Anyhow I converted to ImmutableArray and the test passes

    private readonly JobExecutor jobExecutor;
    private readonly ILogger<CronRegistry> logger;
    private readonly ImmutableArray<RegistryEntry> cronJobs;

    public CronRegistry(IEnumerable<RegistryEntry> jobs,
        JobExecutor jobExecutor,
        ILogger<CronRegistry> logger)
    {
        this.jobExecutor = jobExecutor;
        this.logger = logger;
        cronJobs = [..jobs.Where(c => c.CronExpression is not null)];
    }

If you prefer we can decide if this is the correct approach in a separate Issue.

falvarez1 avatar Apr 29 '24 20:04 falvarez1

FYI the test also passes if you keep the FrozenSet and use different parameters like so:

ServiceCollection.AddNCronJob(n => n.AddJob<ScopedServiceJob>(
    p => p.WithCronExpression("* * * * *").WithParameter("First")
        .And
        .WithCronExpression("* * * * *").WithParameter("Second")));

falvarez1 avatar Apr 29 '24 21:04 falvarez1

Yeah - let's discuss the semantics around this in a separate issue.

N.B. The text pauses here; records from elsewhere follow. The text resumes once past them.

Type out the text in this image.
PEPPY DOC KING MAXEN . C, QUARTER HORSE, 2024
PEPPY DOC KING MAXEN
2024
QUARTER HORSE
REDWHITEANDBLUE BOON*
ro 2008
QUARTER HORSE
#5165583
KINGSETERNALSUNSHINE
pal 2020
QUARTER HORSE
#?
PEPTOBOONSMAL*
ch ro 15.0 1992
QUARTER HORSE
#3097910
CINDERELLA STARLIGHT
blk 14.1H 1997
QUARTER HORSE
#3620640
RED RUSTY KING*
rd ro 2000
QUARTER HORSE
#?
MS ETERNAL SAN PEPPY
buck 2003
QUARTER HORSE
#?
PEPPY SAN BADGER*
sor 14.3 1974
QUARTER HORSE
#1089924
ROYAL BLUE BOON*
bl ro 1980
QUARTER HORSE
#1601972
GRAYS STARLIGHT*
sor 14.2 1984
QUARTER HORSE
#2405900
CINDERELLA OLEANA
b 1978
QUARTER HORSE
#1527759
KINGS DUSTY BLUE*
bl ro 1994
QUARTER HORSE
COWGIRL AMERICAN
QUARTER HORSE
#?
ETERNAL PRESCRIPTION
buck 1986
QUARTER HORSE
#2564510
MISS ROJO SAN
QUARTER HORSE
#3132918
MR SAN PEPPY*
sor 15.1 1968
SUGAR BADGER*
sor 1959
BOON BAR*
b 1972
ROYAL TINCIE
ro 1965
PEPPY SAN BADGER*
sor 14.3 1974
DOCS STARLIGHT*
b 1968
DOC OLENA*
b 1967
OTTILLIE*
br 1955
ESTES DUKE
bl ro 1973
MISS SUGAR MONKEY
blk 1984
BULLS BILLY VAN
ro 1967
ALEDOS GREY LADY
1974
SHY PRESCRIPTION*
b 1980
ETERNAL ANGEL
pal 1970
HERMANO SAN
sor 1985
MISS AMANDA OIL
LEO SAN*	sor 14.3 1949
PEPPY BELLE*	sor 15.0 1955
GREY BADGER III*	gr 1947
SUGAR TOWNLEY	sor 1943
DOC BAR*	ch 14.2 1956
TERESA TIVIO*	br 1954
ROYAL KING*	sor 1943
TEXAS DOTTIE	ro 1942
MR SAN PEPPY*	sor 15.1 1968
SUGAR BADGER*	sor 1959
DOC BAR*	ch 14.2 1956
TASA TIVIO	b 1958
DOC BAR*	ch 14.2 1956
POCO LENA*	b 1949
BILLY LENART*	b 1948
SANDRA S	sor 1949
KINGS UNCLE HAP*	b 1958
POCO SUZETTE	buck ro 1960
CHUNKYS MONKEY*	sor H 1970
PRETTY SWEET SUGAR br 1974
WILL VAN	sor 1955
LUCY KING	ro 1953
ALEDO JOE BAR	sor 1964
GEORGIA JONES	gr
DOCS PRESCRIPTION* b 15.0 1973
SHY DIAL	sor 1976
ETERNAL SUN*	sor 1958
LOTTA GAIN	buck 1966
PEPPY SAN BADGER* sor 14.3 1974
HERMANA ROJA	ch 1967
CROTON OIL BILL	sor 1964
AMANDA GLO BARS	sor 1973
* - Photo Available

It triggered the tests again - they weren't stuck, but some seemed to fail. I will have to check this the upcoming days and change something in the Actions, because .net9.0 interferes with the output so that we can't see the failing test.

linkdotnet avatar Apr 30 '24 04:04 linkdotnet

LGTM so far - I guess only a rebase / merge is one open thing.

linkdotnet avatar May 03 '24 20:05 linkdotnet

@falvarez1 I took the liberty to update the branch for you.

That said I will squash and merge that thing and will create some documentation.